Fratelli e sorelle in Cristo, oggi ci volgiamo con rispetto e devozione verso un luogo che incarna lo spirito di umiltà, di preghiera e di amore per il creato: il Tempio di San Francesco d'Assisi. Questo luogo sacro, non solo pietra e architettura, ma soprattutto testimonianza viva di una fede profonda, ci invita a riflettere sulle verità eterne che illuminano il nostro cammino.
Il Tempio, dedicato al Poverello d'Assisi, evoca immediatamente l'immagine di un uomo che ha radicalmente abbracciato la povertà evangelica, seguendo le orme di Gesù. San Francesco, spogliandosi di ogni bene terreno, ci ha mostrato la via per una ricchezza più grande: quella dello spirito, che si trova nell'abbandono fiducioso alla provvidenza divina.
Questo spirito di rinuncia e di totale affidamento a Dio risuona con le parole del Vangelo:
"Non accumulatevi tesori sulla terra, dove tignola e ruggine consumano e dove ladri scassinano e rubano; accumulatevi invece tesori nel cielo, dove né tignola né ruggine consumano e dove ladri non scassinano e non rubano. Perché là dov'è il tuo tesoro, sarà anche il tuo cuore" (Matteo 6:19-21).
Il Tempio, nella sua semplicità, spesso riflette l'essenza stessa del messaggio francescano. Non sfarzo ostentato, ma una bellezza austera, che invita alla contemplazione e alla preghiera interiore. Questa sobrietà ci ricorda che la vera bellezza risiede nella purezza del cuore e nella rettitudine dell'anima, non negli ornamenti esteriori.
Architettura e Simbolismo
Ogni elemento del Tempio, dalla sua struttura all'iconografia presente, può essere letto come un invito alla riflessione spirituale. Le vetrate, che filtrano la luce divina, ci ricordano che siamo chiamati ad essere trasparenti alla grazia di Dio, lasciando che la Sua luce illumini ogni aspetto della nostra vita. Le immagini di santi, che ornano le pareti, ci offrono esempi concreti di come vivere il Vangelo in pienezza, nella fedeltà a Cristo e nel servizio al prossimo.

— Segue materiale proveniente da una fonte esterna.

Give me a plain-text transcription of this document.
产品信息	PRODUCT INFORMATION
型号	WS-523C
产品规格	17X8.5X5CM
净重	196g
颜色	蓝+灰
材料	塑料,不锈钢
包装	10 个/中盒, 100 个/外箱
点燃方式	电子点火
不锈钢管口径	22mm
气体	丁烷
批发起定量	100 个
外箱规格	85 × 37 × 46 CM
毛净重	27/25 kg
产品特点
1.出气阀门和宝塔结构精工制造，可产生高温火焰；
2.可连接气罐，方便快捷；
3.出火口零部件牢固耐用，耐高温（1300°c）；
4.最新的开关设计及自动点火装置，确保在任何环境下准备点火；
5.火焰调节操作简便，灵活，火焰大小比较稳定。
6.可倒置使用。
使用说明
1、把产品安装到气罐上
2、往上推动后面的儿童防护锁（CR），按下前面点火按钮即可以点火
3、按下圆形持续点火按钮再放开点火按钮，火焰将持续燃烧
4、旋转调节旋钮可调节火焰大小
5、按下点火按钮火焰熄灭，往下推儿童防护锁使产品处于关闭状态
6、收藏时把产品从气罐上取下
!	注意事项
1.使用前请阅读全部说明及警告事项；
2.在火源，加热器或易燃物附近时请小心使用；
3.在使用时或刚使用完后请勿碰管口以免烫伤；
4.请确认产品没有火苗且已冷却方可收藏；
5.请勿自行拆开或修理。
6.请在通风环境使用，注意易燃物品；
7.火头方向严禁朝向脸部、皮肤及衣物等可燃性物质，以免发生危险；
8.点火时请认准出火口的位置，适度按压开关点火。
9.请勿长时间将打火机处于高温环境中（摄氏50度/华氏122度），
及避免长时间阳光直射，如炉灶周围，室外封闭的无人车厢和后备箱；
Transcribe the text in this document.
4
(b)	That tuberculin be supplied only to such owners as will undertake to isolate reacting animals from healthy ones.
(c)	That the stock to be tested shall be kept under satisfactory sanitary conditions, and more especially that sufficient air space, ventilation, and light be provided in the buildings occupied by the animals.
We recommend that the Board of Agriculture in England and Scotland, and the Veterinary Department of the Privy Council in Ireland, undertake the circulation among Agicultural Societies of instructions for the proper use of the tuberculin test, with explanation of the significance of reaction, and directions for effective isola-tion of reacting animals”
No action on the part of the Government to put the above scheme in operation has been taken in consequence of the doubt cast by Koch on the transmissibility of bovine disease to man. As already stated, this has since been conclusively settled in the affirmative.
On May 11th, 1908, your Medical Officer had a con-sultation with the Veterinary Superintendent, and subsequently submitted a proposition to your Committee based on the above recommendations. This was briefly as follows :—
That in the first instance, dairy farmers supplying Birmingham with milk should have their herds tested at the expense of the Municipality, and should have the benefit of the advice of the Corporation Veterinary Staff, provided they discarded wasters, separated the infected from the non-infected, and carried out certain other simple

L'altare, luogo del sacrificio eucaristico, è il cuore pulsante del Tempio. Qui, il pane e il vino si trasformano nel Corpo e nel Sangue di Cristo, rinnovando il mistero della redenzione. Partecipare all'Eucaristia nel Tempio di San Francesco, o in qualsiasi altro luogo sacro, è un'occasione preziosa per rafforzare la nostra unione con Cristo e con i fratelli, nutrendo la nostra fede e la nostra speranza.
Le campane del Tempio, con il loro suono solenne, richiamano alla preghiera e alla lode di Dio. Ci invitano a interrompere le nostre occupazioni quotidiane per dedicarci all'incontro con il Signore, nella contemplazione del Suo amore infinito. Come Davide, che danzava e cantava davanti all'Arca dell'Alleanza, anche noi siamo chiamati a esprimere la nostra gioia e la nostra gratitudine a Dio con tutto il nostro essere.
L'Eredità di San Francesco
Il Tempio di San Francesco d'Assisi è un luogo intriso della spiritualità del suo fondatore. Francesco, con la sua vita e il suo esempio, ci ha lasciato un'eredità preziosa: l'amore per Dio, l'amore per il prossimo, l'amore per la natura. Questo amore trinitario è il fondamento di una vita cristiana autentica, che si manifesta nel servizio umile e generoso, nella cura dei poveri e degli emarginati, nella custodia del creato.

San Francesco, nel suo Cantico delle Creature, ci invita a lodare Dio per tutte le meraviglie del creato: per il sole, per la luna, per le stelle, per il vento, per l'acqua, per la terra. Questo canto, che sgorga da un cuore pieno di gratitudine, ci ricorda che siamo parte di un disegno divino più grande, che ci chiama a collaborare alla costruzione di un mondo più giusto e fraterno.
Come discepoli di Cristo, siamo chiamati a seguire l'esempio di San Francesco, abbracciando la povertà di spirito, vivendo in semplicità e umiltà, testimoniando il Vangelo con la nostra vita. Non si tratta di rinunciare ai beni materiali, ma di distaccarci da essi, riconoscendo che la vera ricchezza è quella che viene da Dio.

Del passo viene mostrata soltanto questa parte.